Cut Tax Rates, Increase Tax Revenues From High-Income Groups; Isn't That a "Tax Hike for the Rich?"

The Shrinking Budget Deficit:


From today's WSJ editorial:

The Congressional Budget Office reported yesterday that the famously fearsome budget deficit is plummeting almost as fast as Congress's approval ratings (see top chart above, click to enlarge). The deficit this fiscal year is expected to be $158 billion, a meager 1.2% of GDP. Since the Bush tax cuts of 2003, the budget deficit has fallen by $217 billion mostly because of a continuing torrid pace of revenue growth.

More surprisingly, the richest 1%, 5% and 10% of the taxpayers are shouldering a larger percentage of the income tax burden at the federal level than the tax estimators said they would had the Bush tax cuts never materialized (see middle chart above).

With a few exceptions, tax rates in America have been steadily falling for the past 25 years starting with the Reagan tax cuts of 1981. When Ronald Reagan entered the Oval Office in 1981, the highest tax rates on income, capital gains and dividends were roughly twice as high as today. The top marginal income tax rate in 1981, for example, was 70% compared to 35% today. These tax rate reductions haven't meant that the rich have escaped paying their "fair share" of taxes or that the burden has shifted to the middle class. The opposite has occurred.
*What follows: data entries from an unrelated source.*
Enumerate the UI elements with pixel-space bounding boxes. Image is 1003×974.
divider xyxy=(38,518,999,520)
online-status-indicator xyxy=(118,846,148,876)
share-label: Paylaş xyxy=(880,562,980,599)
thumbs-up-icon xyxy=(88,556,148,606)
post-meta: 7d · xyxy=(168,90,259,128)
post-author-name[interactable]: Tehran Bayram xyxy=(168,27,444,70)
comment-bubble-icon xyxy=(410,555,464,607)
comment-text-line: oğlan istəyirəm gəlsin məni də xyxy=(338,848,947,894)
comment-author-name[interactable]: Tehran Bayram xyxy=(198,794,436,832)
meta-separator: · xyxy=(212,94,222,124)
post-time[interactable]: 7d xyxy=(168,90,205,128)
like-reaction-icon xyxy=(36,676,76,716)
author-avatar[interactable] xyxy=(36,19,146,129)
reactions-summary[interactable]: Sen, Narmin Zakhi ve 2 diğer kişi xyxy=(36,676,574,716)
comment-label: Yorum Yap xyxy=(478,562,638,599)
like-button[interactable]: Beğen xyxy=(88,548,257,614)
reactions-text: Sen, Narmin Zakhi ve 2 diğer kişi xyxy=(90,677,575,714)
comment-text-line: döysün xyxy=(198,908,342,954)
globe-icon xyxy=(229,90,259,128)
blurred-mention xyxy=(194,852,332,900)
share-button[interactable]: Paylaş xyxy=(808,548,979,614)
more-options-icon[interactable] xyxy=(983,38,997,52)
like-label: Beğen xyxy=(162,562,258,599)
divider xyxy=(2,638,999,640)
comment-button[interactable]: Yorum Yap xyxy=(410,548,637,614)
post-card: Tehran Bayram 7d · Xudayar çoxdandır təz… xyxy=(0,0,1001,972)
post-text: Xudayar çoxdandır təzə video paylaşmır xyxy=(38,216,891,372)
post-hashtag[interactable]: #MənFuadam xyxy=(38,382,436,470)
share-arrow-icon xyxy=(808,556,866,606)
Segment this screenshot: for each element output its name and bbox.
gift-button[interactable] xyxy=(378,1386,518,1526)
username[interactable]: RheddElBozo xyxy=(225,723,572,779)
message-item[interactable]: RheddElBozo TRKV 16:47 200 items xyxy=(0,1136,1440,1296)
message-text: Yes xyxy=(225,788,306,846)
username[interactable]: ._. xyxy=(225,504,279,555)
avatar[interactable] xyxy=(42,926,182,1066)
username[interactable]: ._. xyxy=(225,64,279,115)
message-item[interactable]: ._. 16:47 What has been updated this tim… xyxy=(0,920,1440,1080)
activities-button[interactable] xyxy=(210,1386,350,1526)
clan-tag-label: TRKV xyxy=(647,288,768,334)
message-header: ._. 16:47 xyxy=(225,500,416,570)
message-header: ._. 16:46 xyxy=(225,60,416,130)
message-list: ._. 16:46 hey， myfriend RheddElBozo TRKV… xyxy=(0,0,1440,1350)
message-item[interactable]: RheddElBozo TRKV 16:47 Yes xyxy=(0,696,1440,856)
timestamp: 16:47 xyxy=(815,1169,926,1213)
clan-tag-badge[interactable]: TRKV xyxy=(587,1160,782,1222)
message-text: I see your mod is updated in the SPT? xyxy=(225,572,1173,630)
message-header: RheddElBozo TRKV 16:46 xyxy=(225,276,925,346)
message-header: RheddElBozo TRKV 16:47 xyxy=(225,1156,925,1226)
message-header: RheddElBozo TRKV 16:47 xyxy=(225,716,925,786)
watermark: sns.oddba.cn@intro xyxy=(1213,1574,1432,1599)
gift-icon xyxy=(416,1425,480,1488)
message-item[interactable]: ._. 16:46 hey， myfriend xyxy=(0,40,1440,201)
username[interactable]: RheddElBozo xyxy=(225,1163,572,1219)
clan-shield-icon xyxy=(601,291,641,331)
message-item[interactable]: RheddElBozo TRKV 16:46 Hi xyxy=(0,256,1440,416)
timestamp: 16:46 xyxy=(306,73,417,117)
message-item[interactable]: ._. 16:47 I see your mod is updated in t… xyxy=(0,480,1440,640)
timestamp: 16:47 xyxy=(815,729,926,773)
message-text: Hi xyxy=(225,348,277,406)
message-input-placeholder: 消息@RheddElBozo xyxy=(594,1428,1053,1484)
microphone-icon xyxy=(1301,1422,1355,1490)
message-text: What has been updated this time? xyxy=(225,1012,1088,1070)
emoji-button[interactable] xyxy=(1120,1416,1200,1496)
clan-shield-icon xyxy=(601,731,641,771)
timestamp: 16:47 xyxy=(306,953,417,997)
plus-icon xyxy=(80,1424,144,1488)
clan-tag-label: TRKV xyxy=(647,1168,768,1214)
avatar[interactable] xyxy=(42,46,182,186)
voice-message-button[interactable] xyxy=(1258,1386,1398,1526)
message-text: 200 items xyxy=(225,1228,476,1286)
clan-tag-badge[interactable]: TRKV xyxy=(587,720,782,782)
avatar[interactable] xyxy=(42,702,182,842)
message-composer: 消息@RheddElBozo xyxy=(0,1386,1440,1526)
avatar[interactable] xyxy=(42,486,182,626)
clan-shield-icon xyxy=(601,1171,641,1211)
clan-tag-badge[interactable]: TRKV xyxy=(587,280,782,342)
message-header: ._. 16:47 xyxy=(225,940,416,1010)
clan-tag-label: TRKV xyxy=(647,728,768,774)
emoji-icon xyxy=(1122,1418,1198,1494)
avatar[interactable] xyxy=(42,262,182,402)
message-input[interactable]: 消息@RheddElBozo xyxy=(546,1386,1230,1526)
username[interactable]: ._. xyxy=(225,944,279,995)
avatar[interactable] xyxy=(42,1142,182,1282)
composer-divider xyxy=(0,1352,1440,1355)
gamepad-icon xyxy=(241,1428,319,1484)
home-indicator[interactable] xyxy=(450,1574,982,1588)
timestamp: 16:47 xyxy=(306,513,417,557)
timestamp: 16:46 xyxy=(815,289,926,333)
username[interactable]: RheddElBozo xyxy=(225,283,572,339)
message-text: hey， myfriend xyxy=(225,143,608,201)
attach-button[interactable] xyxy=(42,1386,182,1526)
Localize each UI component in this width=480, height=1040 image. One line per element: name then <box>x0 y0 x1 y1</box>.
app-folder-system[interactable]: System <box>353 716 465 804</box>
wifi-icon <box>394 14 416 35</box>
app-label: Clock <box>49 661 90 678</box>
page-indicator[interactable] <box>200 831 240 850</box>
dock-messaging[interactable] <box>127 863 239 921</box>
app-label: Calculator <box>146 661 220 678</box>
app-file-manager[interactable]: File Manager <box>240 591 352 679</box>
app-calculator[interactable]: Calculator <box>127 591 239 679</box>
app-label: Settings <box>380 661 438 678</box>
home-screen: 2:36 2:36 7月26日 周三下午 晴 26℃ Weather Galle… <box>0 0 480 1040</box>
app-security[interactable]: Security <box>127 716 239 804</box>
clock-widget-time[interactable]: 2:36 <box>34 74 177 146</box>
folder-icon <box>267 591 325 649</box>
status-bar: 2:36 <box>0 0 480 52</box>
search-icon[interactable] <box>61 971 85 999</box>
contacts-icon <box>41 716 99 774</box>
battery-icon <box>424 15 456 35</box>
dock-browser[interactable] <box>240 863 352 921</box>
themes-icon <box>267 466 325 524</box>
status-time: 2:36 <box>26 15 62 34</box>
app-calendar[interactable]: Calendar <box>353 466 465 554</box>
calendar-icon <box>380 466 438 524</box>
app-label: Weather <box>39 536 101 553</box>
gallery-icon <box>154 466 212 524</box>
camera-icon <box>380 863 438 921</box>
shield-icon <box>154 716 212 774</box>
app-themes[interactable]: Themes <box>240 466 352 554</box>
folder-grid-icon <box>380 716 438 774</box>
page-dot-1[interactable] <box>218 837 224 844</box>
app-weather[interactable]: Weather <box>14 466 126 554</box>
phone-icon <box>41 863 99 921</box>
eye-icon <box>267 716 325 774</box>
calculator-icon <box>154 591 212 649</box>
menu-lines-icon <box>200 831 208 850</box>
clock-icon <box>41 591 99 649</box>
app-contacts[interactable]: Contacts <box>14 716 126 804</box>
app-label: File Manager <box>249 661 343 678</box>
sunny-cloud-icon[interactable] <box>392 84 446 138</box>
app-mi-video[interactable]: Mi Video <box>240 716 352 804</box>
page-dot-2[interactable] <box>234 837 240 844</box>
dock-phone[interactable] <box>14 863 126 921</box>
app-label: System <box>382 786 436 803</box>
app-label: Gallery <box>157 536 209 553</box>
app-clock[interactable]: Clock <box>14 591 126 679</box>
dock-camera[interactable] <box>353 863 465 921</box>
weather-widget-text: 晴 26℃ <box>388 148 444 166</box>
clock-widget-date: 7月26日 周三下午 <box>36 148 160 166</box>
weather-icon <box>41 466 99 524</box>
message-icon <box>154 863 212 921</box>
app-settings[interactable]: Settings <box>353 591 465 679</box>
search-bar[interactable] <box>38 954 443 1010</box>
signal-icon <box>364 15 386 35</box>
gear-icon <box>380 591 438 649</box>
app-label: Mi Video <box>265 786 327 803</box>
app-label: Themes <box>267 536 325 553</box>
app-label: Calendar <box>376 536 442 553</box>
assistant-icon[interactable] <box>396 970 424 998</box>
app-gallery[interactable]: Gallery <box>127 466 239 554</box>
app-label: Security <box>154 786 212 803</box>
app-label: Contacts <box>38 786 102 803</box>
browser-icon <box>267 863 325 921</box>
Over the past 25 years tax payments by the wealthy have continually risen almost in inverse proportion to the tax rates, as shown by the surprising results in the bottom chart above.

The supply-side revenue effects on the rich are remarkable: Tax rates on higher incomes have been halved, but the federal tax share of the top 1% has nearly doubled. And the budget deficit has fallen. That's what happens when tax policy gets the incentives right.

1 Comments:

At 9/06/2007 12:06 PM, Anonymous Anonymous said...

Can you tell me how is it possible that the 25% wealthiest pay less taxes than the 5 or 10% wealthiest? Doesn't the 25% include the 5%? Something is wrong with this chart.

"[Warren] Buffett offered a million dollars to any fellow magnate who could prove he had higher tax rates than his secretary." Link

Nobody claimed for the million dollars yet. Now Mark, tell me how the rich pay their share of taxes.